Banksia Hill Juvenile Detention Centre
- Interactive map of Banksia Hill Juvenile Detention Centre
- Location: Canning Vale, Western Australia; 32°06′35″S 115°55′09″E﻿ / ﻿32.109705°S 115.919085°E;
- Status: Operational
- Security class: Medium to maximum security
- Capacity: 215
- Opened: September 1997
- Managed by: Department of Corrective Services
- Website: www.wa.gov.au/organisation/department-of-justice/corrective-services/banksia-hill-detention-centre-bhdc

= Banksia Hill Juvenile Detention Centre =

Youth detention centre in Perth, Western Australia

Banksia Hill Juvenile Detention Centre is an Australian juvenile prison facility for offenders aged 10–17 years, located at Canning Vale, Western Australia. It was opened in September 1997 to replace Longmore Detention Centre in Bentley.

== Overview ==
The detainees have access to a variety of activities and educational programs. All detainees have individual "case management plans", which map out the education, training, employment, counselling or other activities they will do whilst in the centre, to work towards their return into the community.
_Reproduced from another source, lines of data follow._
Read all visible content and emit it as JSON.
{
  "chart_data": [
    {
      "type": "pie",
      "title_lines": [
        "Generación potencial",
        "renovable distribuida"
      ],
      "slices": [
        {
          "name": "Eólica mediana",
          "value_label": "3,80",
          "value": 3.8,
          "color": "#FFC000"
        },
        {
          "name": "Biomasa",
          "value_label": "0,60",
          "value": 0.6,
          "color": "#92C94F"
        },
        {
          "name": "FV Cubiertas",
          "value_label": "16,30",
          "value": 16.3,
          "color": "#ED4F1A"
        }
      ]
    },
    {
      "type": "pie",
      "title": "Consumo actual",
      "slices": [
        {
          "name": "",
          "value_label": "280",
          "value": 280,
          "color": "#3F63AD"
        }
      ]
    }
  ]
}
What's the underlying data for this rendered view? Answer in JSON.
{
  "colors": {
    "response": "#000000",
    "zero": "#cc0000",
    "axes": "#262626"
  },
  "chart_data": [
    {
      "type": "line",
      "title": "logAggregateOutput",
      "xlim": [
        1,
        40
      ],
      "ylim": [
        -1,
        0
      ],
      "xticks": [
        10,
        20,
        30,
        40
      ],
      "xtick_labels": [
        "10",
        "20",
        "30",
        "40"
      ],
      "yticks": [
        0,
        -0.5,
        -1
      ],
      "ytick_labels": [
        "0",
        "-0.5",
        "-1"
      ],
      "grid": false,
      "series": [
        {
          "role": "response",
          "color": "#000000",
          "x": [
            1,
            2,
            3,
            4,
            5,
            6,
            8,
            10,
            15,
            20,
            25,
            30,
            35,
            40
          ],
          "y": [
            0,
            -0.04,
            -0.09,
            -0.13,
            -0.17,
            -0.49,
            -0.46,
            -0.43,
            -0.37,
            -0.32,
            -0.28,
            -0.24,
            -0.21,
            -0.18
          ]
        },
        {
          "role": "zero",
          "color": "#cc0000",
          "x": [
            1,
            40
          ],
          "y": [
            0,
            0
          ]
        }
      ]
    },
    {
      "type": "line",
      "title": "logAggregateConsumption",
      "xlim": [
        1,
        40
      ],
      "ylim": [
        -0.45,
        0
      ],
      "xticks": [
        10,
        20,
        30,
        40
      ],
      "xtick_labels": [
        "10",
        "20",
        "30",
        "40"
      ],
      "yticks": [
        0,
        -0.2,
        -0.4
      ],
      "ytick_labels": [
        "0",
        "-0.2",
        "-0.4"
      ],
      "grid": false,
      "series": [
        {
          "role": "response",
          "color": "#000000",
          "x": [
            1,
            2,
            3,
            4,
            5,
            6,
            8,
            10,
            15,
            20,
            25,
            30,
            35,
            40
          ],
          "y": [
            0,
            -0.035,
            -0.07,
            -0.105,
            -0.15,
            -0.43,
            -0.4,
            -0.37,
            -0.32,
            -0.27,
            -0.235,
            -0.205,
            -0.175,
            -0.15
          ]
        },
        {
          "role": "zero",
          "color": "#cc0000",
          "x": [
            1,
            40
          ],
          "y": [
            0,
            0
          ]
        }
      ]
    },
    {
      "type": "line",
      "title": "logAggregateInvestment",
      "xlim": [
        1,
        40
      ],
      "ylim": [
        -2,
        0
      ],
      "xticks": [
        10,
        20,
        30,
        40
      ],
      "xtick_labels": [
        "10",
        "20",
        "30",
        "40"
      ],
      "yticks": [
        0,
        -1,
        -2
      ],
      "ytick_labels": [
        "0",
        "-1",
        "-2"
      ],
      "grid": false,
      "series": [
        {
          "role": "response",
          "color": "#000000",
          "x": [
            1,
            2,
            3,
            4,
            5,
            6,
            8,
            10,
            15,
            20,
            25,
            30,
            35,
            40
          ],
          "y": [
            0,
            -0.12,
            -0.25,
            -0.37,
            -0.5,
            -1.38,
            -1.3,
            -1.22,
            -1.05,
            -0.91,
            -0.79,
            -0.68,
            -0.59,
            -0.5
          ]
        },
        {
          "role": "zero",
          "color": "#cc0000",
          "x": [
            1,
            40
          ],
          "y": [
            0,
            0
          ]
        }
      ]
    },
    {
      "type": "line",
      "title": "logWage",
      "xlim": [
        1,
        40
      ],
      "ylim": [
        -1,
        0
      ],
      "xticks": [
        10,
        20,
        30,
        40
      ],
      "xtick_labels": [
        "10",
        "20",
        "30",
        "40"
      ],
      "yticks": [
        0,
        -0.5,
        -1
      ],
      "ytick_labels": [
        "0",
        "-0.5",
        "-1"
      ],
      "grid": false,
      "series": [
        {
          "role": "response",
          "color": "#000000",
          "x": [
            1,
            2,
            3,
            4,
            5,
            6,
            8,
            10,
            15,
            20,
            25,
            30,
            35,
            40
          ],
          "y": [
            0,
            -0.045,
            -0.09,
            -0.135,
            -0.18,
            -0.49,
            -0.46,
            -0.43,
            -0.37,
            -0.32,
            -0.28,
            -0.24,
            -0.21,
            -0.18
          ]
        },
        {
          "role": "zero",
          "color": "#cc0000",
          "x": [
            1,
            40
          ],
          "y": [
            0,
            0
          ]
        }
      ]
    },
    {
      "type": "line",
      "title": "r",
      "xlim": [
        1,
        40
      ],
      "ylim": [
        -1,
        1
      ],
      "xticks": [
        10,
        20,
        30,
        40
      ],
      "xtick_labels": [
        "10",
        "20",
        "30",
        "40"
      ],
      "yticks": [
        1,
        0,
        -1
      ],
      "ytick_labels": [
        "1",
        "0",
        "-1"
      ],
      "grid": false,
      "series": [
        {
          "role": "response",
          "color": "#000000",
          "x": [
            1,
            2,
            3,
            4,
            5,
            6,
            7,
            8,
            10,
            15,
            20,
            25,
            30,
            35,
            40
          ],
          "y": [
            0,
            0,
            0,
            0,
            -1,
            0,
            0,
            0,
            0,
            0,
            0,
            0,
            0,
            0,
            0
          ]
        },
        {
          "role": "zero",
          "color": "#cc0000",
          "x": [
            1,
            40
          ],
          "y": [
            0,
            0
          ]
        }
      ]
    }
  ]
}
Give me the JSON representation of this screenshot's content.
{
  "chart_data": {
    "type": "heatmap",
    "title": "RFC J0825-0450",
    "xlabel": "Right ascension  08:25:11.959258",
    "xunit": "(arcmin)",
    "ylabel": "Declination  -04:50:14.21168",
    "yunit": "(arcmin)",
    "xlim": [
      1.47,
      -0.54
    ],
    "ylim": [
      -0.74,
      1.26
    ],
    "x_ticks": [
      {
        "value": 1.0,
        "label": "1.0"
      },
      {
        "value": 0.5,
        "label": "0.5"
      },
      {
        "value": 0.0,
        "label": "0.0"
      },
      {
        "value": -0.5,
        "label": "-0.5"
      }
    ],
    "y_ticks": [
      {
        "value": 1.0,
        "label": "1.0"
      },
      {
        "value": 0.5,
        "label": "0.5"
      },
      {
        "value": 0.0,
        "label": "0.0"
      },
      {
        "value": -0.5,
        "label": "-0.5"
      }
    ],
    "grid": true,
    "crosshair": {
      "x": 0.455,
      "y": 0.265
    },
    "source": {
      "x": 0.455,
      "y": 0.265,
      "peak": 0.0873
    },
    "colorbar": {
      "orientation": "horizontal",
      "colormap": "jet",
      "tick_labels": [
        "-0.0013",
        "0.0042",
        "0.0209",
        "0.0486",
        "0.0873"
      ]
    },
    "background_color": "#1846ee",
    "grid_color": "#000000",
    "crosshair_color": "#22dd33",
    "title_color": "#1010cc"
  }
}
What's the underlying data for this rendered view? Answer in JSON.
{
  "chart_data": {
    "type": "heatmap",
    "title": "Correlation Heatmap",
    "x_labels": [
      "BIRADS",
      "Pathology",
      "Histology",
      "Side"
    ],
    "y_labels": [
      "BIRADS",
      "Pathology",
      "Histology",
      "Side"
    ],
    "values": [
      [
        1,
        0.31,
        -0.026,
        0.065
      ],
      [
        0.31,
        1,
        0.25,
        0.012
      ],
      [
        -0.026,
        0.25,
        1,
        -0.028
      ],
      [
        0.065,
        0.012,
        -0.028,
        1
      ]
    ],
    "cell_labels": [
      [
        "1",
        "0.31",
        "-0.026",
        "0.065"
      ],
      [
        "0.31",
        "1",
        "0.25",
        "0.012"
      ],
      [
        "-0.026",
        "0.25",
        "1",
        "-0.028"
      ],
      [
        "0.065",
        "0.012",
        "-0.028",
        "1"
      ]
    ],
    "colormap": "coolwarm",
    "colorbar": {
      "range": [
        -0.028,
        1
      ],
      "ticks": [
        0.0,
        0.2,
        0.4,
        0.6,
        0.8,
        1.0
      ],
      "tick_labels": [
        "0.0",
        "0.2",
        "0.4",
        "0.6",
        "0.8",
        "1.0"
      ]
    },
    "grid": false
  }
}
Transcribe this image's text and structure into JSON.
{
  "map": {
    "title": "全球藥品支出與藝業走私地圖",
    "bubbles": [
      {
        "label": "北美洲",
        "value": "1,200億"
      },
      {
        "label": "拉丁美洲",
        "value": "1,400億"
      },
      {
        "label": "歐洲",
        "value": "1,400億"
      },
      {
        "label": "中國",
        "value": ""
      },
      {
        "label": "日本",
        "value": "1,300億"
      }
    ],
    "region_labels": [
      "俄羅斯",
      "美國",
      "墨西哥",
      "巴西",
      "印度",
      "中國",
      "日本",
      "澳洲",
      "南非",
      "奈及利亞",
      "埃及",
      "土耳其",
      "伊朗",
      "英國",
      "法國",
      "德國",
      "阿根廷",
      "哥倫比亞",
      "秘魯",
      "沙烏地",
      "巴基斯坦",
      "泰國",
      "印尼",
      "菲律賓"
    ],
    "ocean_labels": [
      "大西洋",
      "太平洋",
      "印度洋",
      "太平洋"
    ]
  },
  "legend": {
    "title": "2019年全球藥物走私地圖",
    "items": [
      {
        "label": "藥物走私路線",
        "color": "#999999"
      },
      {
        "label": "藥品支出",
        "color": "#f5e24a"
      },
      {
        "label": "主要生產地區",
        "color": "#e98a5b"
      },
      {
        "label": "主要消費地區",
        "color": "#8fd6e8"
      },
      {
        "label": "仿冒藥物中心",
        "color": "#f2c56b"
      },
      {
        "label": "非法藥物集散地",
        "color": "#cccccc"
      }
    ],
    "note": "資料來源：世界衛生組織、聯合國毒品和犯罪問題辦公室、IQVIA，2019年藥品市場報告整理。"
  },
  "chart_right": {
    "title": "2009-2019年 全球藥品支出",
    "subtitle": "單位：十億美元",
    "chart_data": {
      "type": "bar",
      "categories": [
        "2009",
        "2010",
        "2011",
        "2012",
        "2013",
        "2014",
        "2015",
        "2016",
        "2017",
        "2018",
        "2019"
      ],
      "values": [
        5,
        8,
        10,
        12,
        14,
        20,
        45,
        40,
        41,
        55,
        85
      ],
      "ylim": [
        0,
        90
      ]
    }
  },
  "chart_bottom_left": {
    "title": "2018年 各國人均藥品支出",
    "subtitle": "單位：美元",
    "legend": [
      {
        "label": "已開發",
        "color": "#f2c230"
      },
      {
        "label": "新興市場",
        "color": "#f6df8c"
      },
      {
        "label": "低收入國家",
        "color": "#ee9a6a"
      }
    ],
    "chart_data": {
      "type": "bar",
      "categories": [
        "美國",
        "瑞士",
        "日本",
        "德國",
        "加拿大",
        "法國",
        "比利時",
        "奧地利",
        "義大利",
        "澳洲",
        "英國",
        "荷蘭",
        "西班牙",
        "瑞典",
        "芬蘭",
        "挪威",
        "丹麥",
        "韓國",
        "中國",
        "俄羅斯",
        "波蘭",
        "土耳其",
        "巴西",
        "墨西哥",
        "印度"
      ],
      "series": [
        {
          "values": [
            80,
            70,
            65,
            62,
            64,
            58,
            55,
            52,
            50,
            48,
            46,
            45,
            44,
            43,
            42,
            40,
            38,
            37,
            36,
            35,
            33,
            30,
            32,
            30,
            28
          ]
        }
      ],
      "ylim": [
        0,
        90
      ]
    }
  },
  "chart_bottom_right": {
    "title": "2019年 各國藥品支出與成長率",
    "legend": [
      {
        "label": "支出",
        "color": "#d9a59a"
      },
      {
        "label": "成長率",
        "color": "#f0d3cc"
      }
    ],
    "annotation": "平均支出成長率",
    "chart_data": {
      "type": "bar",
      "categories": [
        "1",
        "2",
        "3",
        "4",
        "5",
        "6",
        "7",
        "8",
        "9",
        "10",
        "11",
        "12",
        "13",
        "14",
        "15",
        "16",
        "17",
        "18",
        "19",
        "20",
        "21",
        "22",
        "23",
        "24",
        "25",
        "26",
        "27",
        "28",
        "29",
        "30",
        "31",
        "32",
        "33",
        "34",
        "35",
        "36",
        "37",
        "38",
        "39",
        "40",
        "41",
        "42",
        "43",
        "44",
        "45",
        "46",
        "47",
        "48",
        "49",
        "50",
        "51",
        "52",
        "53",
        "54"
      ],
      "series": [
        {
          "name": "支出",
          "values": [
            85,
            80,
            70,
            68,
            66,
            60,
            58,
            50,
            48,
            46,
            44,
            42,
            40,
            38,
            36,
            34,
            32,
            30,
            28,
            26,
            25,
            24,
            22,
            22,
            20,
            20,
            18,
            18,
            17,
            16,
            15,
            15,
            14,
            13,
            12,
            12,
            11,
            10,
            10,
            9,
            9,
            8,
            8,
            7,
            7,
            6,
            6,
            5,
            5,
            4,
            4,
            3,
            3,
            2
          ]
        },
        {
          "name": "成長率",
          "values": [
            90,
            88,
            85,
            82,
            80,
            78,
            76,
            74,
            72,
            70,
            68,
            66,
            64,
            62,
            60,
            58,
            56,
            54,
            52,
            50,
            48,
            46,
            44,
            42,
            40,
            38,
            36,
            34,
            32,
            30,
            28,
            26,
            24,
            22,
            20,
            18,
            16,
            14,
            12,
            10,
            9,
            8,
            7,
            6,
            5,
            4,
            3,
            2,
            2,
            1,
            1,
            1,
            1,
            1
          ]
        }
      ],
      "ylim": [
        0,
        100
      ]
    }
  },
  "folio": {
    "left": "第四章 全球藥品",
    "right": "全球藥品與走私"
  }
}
Detainees must attend school until the end of the year they turn 17.

== Controversy ==
In January 2023, a class action was launched against the facility, involving 500 children and young adults who had been detained at the centre. In an affidavit, an allegation was made by an 18-year-old autistic female who claimed she had her human rights violated while detained: she alleges that she was subjected to shackling, seven months of solitary confinement and physical abuse.

In August 2024, a 17-year-old boy died by suicide at the facility.